Depuis 2012, l’île continent a réactivé sa «solution du Pacifique». Une politique radicale qui vise à intercepter tous les immigrants clandestins avant qu’ils n’atteignent les côtes australiennes. Ils sont ensuite transférés à Nauru, à Manaus, une île au large de la Papouasie-Nouvelle Guinée ou sur l’île de Christmas, un territoire australien.
«Une politique qui marche»
Le nouveau premier ministre australien, le libéral Malcom Turnbull, ne compte pas changer cette pratique. «Soyons absolument clairs: les gens sur Nauru ou Manaus ne seront pas réinstallés en Australie. C’est une politique sévère mais elle a marché», a-t-il déclaré en septembre, alors qu’il venait d’éjecter du pouvoir son rival de parti Tony Abbott.
L’Australie se targue d’avoir évité depuis 2012 tout naufrage en mer, contrairement à l’hécatombe en Méditerranée. La classe politique est quasi unanime sur ce point et se félicite d’avoir cassé le «business model» des passeurs en dissuadant les migrants de venir en Australie.
«Non seulement, cette politique est moralement indéfendable, mais elle n’a fait que déplacer les flux migratoires vers l’Europe», réagit David Camroux, professeur de sciences politiques au CERI à Paris. Selon ce Franco-Australien, la «solution du Pacifique» serait difficilement transposable. N’en déplaise à l’ancien premier ministre Tony Abbott qui était à Londres la semaine dernière pour convaincre les Européens d’adopter le modèle australien.
«Il n’y a que cinq kilomètres entre la Turquie et l’île de Lesbos en Grèce, pointe David Camroux. De plus, la politique australienne coûte cher: plus d’un milliard de dollars par an pour la société privée qui gère les camps de transit offshore. Sans compter la mobilisation de la marine australienne, qui n’a pas hésité à payer des passeurs pour qu’ils rebroussent chemin vers l’Indonésie. «Tout cela est devenu très impopulaire et je pense que Malcom Turnbull souhaiterait fermer les Guantanamo de l’Australie», estime le professeur.
«Les envoyer sur Mars»
Canberra cherche des pays d’accueil. Un accord a été conclu avec le Cambodge en septembre 2014, mais malgré les millions de dollars versés à Phnom Penh, seuls cinq réfugiés y ont été transférés. L’Australie songe désormais au Kirghizistan. «Nous pourrions les envoyer sur Mars», a récemment ironisé un député vert.

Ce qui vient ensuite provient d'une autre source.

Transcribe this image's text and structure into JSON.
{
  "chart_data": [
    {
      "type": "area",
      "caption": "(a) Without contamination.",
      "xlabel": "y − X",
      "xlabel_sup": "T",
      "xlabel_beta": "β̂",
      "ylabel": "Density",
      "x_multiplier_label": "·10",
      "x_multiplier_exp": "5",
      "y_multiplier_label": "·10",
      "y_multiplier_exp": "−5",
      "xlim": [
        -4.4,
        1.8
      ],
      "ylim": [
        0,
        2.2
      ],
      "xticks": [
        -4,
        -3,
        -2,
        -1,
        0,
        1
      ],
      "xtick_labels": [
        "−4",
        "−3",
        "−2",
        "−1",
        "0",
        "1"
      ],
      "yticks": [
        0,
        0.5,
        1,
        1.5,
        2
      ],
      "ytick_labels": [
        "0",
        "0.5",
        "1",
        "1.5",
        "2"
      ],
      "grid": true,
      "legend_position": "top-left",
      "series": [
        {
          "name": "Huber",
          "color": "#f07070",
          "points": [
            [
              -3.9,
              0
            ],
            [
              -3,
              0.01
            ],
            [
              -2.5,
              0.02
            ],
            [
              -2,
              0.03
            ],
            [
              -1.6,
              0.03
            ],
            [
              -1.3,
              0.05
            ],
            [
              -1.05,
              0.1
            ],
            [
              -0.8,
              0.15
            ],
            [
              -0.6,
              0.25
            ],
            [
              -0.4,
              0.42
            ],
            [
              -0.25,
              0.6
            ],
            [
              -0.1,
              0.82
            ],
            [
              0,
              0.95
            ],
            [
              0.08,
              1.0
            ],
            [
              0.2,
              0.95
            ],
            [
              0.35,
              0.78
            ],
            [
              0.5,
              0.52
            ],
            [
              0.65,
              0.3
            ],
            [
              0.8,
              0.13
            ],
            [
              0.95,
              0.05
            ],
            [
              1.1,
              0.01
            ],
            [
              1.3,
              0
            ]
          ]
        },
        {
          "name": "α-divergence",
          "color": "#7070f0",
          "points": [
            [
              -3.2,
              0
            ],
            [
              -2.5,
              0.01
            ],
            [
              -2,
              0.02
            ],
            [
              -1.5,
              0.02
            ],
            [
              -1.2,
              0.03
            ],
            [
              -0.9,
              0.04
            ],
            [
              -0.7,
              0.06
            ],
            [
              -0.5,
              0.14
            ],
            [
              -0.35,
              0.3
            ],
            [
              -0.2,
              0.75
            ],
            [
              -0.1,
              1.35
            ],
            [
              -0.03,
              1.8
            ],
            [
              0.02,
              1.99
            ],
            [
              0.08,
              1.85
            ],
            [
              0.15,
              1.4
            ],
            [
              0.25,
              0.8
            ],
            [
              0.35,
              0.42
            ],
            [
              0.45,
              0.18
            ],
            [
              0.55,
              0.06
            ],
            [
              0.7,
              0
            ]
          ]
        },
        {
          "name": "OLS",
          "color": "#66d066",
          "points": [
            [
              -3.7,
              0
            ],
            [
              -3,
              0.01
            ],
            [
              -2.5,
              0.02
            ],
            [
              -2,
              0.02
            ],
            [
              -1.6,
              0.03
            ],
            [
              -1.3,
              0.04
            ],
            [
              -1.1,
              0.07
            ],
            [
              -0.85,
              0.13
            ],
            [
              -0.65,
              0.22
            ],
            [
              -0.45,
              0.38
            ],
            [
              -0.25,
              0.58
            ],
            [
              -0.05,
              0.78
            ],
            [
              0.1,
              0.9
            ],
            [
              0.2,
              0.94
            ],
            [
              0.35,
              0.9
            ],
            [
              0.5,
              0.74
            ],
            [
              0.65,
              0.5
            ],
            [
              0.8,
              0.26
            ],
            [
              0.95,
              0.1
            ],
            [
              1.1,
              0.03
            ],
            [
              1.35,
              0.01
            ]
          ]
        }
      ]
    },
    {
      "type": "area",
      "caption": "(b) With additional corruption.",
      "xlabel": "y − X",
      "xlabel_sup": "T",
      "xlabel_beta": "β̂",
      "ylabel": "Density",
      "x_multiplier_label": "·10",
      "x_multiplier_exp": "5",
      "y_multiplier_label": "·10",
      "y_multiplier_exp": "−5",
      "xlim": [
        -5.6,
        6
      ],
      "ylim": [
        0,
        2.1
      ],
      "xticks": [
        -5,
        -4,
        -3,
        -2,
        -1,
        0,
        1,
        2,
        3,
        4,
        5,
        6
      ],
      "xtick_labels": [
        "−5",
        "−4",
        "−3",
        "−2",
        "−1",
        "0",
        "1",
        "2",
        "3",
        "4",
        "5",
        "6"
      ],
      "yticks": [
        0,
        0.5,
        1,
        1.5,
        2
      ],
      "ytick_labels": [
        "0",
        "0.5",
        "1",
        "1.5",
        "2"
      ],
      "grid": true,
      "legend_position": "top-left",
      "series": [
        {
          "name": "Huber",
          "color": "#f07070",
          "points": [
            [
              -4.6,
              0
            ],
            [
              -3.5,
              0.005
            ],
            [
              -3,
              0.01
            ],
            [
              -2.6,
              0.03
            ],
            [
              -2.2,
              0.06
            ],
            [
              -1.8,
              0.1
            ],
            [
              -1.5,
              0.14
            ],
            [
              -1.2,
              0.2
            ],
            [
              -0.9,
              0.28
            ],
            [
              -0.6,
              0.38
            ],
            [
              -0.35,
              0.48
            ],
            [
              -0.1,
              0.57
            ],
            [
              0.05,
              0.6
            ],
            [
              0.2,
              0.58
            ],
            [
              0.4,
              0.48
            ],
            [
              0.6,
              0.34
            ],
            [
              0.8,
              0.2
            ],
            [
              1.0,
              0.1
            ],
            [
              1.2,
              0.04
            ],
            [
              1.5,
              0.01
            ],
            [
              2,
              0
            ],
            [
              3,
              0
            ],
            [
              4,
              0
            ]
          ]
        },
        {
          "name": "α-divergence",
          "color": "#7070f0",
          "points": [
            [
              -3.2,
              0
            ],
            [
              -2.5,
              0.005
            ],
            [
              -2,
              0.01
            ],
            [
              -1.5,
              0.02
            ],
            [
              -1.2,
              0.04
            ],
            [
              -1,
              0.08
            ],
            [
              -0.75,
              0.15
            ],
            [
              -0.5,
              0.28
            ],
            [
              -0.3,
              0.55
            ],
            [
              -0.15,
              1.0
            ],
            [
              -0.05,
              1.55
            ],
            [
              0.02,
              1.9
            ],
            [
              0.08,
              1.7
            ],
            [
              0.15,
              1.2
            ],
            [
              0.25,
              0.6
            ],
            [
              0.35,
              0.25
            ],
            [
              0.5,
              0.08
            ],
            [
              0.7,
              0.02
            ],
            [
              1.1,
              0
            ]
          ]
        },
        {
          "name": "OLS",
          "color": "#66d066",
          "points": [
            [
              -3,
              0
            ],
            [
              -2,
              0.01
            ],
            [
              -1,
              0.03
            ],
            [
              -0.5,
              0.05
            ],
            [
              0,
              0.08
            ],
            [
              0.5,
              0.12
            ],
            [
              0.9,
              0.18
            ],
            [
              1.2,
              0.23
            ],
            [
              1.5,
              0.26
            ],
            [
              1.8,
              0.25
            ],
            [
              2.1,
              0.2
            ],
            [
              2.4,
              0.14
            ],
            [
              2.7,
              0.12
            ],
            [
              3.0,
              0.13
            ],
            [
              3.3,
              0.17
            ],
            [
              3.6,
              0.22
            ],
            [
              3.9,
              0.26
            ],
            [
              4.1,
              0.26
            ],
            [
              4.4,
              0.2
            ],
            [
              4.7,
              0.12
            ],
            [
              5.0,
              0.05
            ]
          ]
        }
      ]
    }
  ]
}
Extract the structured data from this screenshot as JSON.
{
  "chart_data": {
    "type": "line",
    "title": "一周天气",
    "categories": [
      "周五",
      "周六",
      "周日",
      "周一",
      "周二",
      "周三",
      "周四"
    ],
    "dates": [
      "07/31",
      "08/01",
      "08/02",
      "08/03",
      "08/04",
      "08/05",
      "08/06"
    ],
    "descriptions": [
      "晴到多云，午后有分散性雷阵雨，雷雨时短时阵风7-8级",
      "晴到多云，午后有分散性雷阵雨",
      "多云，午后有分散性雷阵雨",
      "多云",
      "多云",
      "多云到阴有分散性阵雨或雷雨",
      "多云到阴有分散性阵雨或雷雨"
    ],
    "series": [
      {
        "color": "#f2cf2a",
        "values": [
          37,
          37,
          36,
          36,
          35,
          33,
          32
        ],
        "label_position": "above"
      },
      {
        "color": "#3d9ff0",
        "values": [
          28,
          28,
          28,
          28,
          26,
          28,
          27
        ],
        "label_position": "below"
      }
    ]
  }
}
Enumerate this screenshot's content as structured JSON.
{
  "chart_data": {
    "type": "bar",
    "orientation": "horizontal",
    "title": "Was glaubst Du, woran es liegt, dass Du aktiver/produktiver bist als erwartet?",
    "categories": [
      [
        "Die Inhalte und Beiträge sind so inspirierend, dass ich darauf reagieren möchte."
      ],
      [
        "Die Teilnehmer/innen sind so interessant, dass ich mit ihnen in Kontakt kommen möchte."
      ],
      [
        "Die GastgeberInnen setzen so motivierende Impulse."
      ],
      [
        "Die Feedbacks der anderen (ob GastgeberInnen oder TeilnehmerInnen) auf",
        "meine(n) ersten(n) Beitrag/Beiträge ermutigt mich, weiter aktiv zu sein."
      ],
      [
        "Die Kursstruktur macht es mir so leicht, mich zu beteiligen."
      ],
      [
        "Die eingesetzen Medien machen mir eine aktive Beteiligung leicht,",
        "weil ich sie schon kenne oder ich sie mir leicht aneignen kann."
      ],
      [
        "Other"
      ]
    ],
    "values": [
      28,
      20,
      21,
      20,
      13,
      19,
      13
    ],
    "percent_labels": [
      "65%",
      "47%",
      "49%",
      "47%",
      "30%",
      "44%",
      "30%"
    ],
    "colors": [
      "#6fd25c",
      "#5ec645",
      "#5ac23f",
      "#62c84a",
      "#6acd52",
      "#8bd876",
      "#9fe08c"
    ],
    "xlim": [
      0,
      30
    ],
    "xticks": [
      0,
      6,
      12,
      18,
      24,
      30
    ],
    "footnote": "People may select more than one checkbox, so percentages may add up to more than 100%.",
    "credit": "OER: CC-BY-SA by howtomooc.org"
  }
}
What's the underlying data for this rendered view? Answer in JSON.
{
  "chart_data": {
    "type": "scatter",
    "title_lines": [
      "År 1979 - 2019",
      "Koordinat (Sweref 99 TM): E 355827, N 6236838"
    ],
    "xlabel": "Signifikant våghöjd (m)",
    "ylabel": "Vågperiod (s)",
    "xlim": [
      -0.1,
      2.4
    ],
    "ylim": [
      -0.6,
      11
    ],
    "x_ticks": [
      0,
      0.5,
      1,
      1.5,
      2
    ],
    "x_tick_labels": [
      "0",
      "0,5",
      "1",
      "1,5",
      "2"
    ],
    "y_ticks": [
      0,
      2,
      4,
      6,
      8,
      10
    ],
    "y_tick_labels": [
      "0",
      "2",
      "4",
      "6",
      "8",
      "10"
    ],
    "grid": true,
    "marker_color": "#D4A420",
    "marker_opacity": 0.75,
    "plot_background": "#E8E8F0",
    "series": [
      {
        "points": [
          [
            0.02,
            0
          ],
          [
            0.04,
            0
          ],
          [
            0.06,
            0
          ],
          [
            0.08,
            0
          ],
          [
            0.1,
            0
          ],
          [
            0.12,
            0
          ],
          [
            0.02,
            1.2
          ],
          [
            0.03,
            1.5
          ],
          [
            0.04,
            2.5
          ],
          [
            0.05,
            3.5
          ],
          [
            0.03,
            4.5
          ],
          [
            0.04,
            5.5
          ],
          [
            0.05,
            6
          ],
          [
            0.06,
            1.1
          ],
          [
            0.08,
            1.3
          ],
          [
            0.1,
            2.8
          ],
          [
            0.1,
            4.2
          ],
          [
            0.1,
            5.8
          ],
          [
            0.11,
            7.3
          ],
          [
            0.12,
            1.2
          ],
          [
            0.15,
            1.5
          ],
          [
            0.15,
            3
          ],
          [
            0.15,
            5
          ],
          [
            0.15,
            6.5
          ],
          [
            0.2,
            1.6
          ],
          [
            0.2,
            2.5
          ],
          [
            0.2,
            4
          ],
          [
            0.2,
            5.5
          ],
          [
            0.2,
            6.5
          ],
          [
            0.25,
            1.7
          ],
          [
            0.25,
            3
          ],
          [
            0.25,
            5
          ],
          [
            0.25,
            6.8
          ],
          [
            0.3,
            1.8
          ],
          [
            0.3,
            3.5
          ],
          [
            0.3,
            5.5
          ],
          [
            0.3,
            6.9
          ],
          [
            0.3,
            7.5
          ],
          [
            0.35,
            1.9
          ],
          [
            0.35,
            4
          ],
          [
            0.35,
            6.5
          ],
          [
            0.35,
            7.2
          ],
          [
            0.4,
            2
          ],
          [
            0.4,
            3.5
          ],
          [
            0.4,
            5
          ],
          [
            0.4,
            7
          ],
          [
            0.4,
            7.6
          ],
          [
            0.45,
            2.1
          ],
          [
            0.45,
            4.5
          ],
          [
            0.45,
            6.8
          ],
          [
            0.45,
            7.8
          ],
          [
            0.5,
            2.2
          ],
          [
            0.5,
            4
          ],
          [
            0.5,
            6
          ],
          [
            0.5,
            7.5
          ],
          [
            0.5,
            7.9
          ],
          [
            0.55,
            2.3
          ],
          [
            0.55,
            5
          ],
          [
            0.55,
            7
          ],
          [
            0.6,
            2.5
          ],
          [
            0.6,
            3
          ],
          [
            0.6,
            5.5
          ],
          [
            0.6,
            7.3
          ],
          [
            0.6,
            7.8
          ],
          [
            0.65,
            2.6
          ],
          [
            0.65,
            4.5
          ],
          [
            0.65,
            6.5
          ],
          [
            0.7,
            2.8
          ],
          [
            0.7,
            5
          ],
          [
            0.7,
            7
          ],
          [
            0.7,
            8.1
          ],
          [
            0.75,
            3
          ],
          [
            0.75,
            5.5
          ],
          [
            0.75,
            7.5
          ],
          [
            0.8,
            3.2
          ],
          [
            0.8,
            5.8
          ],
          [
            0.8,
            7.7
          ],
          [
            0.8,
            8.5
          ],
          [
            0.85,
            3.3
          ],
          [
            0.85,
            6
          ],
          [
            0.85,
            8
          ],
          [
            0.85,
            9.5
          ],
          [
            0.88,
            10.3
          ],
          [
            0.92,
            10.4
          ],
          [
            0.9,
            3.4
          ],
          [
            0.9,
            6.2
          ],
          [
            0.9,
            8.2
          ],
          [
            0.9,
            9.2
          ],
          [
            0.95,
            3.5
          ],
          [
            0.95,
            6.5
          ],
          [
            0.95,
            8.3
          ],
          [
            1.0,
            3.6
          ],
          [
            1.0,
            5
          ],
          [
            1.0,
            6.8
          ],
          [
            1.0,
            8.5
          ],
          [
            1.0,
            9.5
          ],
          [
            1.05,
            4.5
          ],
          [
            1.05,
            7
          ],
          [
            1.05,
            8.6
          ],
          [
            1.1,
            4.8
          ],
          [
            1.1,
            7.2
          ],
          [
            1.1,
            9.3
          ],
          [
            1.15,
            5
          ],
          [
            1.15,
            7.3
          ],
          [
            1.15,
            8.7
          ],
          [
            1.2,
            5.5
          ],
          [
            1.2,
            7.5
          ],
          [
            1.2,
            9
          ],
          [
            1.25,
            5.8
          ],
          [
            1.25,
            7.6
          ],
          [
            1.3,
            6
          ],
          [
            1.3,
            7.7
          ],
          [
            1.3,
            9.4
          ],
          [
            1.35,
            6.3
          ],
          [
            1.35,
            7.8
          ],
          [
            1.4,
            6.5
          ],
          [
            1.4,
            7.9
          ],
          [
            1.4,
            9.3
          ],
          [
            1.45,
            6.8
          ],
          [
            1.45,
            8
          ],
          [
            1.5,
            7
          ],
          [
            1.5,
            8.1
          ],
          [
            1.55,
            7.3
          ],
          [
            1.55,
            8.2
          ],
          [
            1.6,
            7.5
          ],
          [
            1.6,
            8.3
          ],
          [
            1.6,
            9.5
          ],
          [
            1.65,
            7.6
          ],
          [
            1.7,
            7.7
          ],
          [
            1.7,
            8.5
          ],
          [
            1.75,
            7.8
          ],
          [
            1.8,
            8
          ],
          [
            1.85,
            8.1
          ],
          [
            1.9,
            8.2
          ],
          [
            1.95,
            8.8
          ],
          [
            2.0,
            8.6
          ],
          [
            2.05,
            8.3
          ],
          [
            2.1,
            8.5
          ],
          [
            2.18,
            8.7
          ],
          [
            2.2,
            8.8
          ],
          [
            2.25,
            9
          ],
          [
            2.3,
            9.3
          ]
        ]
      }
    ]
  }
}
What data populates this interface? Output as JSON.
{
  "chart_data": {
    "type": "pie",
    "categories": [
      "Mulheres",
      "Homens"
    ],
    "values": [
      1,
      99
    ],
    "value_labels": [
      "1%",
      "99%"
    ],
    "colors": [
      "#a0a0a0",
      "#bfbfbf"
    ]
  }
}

En attendant, les réfugiés sont condamnés à errer sur l’île exsangue de Nauru. Pour combien de temps? Le gouvernement de Nauru, qui se substitue à l’Australie en échange de quelques rentrées financières, n’en a aucune idée. «Tout dépendra des décisions prises à Canberra», reconnaît Charmaine Scotty, l’une des cinq ministres de Nauru. «Les réfugiés créent toutes sortes de problèmes. Les associations qui les défendent leur ont fait miroiter l’Australie, alors ils sont fâchés.»
Nauru était pourtant l’un des pays les riches du monde. Mais l’île a exploité jusqu’à la moelle ses gisements de phosphate. Ces ressources qui avaient fait sa fortune font aujourd’hui sa ruine. Les seules terres encore cultivables bordent l’océan. Elles sont désormais à merci de la montée des eaux.